Why would I want to read a novel about video games and “gamers” if I don’t play video games? Because this book is about way more than video games. It’s about love (both friendships and romantic relationships), collaboration, artistic license, and how creativity brings people together (or tears them apart). It’s also about how trauma informs a lot of the aforementioned.
Without giving anything away, Tomorrow and Tomorrow and Tomorrow follows friends and collaborators Sadie and Sam through a variety of professional and personal successes and failures from childhood to college to adulthood. They are brilliant innovators who sometimes make history in their field and other times get in their own way. Sam and Sadie can’t help but run into each other – they are inextricably linked – no matter how many years go by without seeing or speaking to one another.
Author Gabrielle Zevin’s writing is an exercise in why showing rather than telling is so important.

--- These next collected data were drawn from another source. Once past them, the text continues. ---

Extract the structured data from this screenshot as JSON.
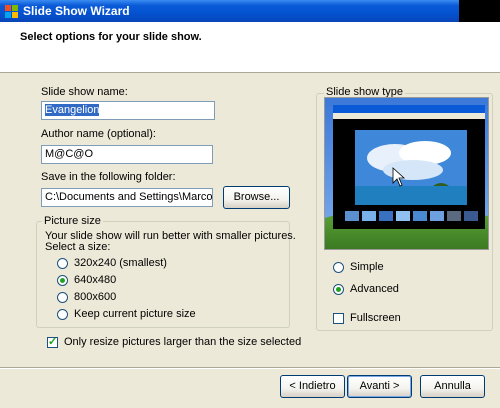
{
  "window": {
    "title": "Slide Show Wizard"
  },
  "header": {
    "subtitle": "Select options for your slide show."
  },
  "form": {
    "name_label": "Slide show name:",
    "name_value": "Evangelion",
    "author_label": "Author name (optional):",
    "author_value": "M@C@O",
    "folder_label": "Save in the following folder:",
    "folder_value": "C:\\Documents and Settings\\Marco\\De",
    "browse_label": "Browse..."
  },
  "picture_size": {
    "legend": "Picture size",
    "hint_line1": "Your slide show will run better with smaller pictures.",
    "hint_line2": "Select a size:",
    "options": [
      {
        "label": "320x240 (smallest)",
        "selected": false
      },
      {
        "label": "640x480",
        "selected": true
      },
      {
        "label": "800x600",
        "selected": false
      },
      {
        "label": "Keep current picture size",
        "selected": false
      }
    ]
  },
  "resize_checkbox": {
    "label": "Only resize pictures larger than the size selected",
    "checked": true
  },
  "slide_show_type": {
    "legend": "Slide show type",
    "options": [
      {
        "label": "Simple",
        "selected": false
      },
      {
        "label": "Advanced",
        "selected": true
      }
    ],
    "fullscreen_label": "Fullscreen",
    "fullscreen_checked": false
  },
  "buttons": {
    "back": "< Indietro",
    "next": "Avanti >",
    "cancel": "Annulla"
  },
  "colors": {
    "title_bar": "#0a5ad8",
    "dialog_bg": "#ece9d8",
    "selection": "#316ac5",
    "radio_dot": "#21a121"
  }
}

The reader learns the narrative timeframes through details like car phones, characters having to wait until they get home to check email, and programming technology rather than blatantly stating the year. There are also small anecdotes about PCs versus Mac computers which I found funny: “Unfortunately, the human brain is every bit as closed a system as a Mac.” As for style, going back and forth between timeframes and events is nothing new in terms of literary writing, but it’s worth mentioning that Zevin does an exceptional job directing and redirecting the reader to and from Sam and Sadie as children, college kids, and adults.
While the author makes a wide array of references throughout the narrative (including Macbeth, Donkey Kong, and The Oregon Trail) that resonate with all types of readers, my favorite references were the less obvious: The Great Wave (ubiquitous in Harvard and MIT dorm rooms) and Strawberry Thief which is described as “the story of failure and perseverance, of the discipline of a craftsman, of the life of an artist.”
Overall, Tomorrow and Tomorrow and Tomorrow is an exciting read as Zevin is able to seamlessly discuss and describe both harrowing and hilarious anecdotes and events, allowing the reader to clearly visualize the characters and their environments. That being said, the two parts of the book that are not my favorite are the switch to second person in “The NPC” section and the inside-the-game storyline in the “Pioneers” section. I get that those chapters are necessary, but they are also distracting and bizarre.
One of my favorite themes (that also functions as a metaphor) and carries on throughout the narrative is inviting others to play: “To allow yourself to play with another person is no small risk. It means allowing yourself to be open, to be exposed, to be hurt.” The idea of characters recognizing “an invitation to play” is, of course, about video games but also the notion that people inviting other people into their lives is something that should be cherished.
Quotes:
“He would know her handwriting anywhere.”
“People in LA only ever know about the part of town that they live in.”
“What greater enemy does one have than oneself?”
“To be good at something is not quite the same as loving it.”
“Sam was old enough to have noticed that simple things were often the most expensive.”
“What was amazing…was how quickly the world could shift.”
“They were tired, but it was an honest tiredness, the kind that comes when you know you have put everything you have into a project.”
“She was irritated by his muted reaction.”
“You try again. You fail better.”
“Life was always arriving.”
“The most successful people are also the most able to change their mindsets.”
“Love is both a constant and a variable at the same time.”
“She knew what it was to be ravenous with ambition but to have your reach exceed your grasp.”